Willmott Dixon has launched its first dryland academy for prisoners in the North of England.
The Hertfordshire-based contractor will teach inmates at HMP Lincoln plasterboard installation skills to help them find work on release.
It follows similar initiatives at HMP Elmley in Kent, HMP Cardiff in South Wales and HMP Belmarsh in London.
Groups of up to eight people will attend the Lincolnshire academy with the aim of gaining Construction Skills Certification Scheme cards to enable them to work on site.
Willmott Dixon director Nick Heath said the contractor “has a purpose beyond profit”.

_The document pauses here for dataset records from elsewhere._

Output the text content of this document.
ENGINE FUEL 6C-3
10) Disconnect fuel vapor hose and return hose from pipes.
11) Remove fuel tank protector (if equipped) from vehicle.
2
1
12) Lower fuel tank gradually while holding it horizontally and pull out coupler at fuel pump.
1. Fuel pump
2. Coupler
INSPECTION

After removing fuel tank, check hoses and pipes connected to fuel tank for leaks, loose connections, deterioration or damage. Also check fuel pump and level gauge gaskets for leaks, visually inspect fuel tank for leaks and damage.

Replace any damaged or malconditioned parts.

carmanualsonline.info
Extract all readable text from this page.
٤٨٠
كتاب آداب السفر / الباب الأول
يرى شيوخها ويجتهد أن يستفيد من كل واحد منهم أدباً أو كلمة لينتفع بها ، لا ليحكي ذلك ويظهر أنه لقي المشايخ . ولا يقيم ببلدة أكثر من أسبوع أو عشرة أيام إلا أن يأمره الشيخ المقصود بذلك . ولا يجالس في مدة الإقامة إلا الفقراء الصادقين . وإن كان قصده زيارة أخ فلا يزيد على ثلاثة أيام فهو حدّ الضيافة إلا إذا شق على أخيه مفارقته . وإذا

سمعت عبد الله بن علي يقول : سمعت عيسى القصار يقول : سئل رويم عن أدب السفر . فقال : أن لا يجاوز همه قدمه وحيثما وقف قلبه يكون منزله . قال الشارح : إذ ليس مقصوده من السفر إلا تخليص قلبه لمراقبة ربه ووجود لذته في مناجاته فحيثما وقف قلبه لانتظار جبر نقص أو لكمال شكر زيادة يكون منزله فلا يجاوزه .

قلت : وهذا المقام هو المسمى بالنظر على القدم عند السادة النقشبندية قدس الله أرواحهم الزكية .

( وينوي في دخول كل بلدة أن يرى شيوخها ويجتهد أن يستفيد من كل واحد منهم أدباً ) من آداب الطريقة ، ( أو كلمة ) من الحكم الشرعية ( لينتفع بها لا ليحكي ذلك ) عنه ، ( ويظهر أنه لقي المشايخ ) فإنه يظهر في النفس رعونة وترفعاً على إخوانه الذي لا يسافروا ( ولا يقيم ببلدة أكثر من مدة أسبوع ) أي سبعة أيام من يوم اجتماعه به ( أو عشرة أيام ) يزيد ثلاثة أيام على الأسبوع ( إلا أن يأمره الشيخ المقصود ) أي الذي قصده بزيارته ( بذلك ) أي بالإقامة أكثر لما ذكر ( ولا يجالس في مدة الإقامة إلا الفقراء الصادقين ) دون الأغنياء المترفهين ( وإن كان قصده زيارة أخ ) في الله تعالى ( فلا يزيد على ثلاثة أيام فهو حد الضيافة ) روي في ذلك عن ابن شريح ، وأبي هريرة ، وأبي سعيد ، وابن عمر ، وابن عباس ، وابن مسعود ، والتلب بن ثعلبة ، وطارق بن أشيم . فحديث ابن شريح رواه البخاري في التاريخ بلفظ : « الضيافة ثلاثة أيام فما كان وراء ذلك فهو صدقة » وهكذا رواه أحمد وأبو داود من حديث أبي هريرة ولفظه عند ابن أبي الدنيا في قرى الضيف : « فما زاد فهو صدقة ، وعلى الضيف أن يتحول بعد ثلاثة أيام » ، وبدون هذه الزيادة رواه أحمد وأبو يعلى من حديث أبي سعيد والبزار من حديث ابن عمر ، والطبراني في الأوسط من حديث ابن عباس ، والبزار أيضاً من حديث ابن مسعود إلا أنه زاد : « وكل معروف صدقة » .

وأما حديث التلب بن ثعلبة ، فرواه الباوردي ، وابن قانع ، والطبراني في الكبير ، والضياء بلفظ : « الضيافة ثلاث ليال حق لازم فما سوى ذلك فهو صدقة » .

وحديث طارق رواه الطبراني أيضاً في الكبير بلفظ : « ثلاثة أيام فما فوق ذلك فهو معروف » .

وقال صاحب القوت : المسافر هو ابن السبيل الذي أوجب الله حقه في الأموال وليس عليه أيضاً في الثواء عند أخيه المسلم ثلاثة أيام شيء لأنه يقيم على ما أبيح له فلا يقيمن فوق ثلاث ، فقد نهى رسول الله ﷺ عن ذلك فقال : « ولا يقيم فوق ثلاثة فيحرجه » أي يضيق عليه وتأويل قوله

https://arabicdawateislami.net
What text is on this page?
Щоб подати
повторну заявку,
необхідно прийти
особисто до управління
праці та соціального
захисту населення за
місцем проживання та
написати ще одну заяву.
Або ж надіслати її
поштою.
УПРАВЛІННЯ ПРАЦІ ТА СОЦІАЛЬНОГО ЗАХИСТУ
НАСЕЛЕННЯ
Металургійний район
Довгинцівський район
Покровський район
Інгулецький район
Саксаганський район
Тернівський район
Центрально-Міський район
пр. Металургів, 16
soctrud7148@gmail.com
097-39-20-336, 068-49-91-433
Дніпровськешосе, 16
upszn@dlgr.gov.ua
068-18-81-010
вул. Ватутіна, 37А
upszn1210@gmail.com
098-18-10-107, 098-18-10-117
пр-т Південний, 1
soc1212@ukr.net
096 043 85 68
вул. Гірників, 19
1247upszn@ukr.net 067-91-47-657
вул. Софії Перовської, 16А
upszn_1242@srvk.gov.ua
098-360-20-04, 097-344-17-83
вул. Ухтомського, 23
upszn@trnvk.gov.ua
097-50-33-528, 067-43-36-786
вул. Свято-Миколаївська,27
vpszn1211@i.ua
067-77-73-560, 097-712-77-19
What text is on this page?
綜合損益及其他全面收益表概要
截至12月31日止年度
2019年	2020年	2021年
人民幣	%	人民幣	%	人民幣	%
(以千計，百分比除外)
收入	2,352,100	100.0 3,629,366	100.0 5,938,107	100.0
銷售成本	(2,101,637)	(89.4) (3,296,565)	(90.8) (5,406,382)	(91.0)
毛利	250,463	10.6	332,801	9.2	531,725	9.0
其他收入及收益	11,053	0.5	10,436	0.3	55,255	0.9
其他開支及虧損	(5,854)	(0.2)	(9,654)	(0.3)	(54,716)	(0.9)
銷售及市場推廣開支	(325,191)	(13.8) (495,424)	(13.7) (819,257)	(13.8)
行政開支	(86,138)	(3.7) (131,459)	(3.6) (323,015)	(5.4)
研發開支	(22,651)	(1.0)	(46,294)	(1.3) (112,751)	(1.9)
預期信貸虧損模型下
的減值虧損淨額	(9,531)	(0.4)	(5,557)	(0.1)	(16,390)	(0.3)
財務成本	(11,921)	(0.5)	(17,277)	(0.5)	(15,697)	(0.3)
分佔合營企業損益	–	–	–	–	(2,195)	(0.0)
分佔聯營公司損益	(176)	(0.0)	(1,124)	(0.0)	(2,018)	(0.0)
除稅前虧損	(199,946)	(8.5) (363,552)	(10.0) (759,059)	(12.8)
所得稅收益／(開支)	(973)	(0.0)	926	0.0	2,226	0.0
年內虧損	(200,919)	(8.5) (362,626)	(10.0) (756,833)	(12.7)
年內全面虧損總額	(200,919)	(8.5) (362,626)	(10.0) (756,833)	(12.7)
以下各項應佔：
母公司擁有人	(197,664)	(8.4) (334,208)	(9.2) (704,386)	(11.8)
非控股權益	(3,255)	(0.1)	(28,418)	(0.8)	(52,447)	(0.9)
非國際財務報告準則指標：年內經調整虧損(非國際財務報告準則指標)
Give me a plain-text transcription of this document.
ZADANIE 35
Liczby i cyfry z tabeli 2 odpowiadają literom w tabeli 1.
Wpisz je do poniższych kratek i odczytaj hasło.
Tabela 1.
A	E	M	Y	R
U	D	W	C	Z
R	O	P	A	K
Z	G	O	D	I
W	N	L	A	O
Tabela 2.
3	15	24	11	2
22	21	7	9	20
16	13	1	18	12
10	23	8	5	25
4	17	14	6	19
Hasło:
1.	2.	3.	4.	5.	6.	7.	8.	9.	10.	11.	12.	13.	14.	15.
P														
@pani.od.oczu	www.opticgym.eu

“This includes providing opportunities and boosting social mobility in our communities,” he added. “With our presence in Lincolnshire growing, our new academy will help people leaving HMP Lincoln find long-term employment and reduce the likelihood of re-offending.”
Heath said the construction industry was facing a “chronic skills shortage”, adding: “Our academy equips ex-offenders with skills to find rewarding work when their sentence is over and increases the local talent of skilled construction workers.”
A prisoner at HMP Lincoln said: “The program gave me an insight into what I could do [when I’m released], and how it could lead to a job. It will help me to never be the same person I was before. My favorite part of the program has been creating something and looking back and knowing you did it.”
HMP Lincoln governor Matt Spencer said the scheme was a “great example of the quality vocational training that HMP Lincoln wants to provide its prisoners.
“With this vocational training, prisoners at HMP Lincoln have a much better chance of getting a job after release and this means they are less likely to re-offend.”
Willmott Dixon has received donations of money, time and tools for the initiative from supply chain partners including Advante, British Gypsum, Elmsmere, Nuneaton Signs, We Are Social Enterprise and Lincsco.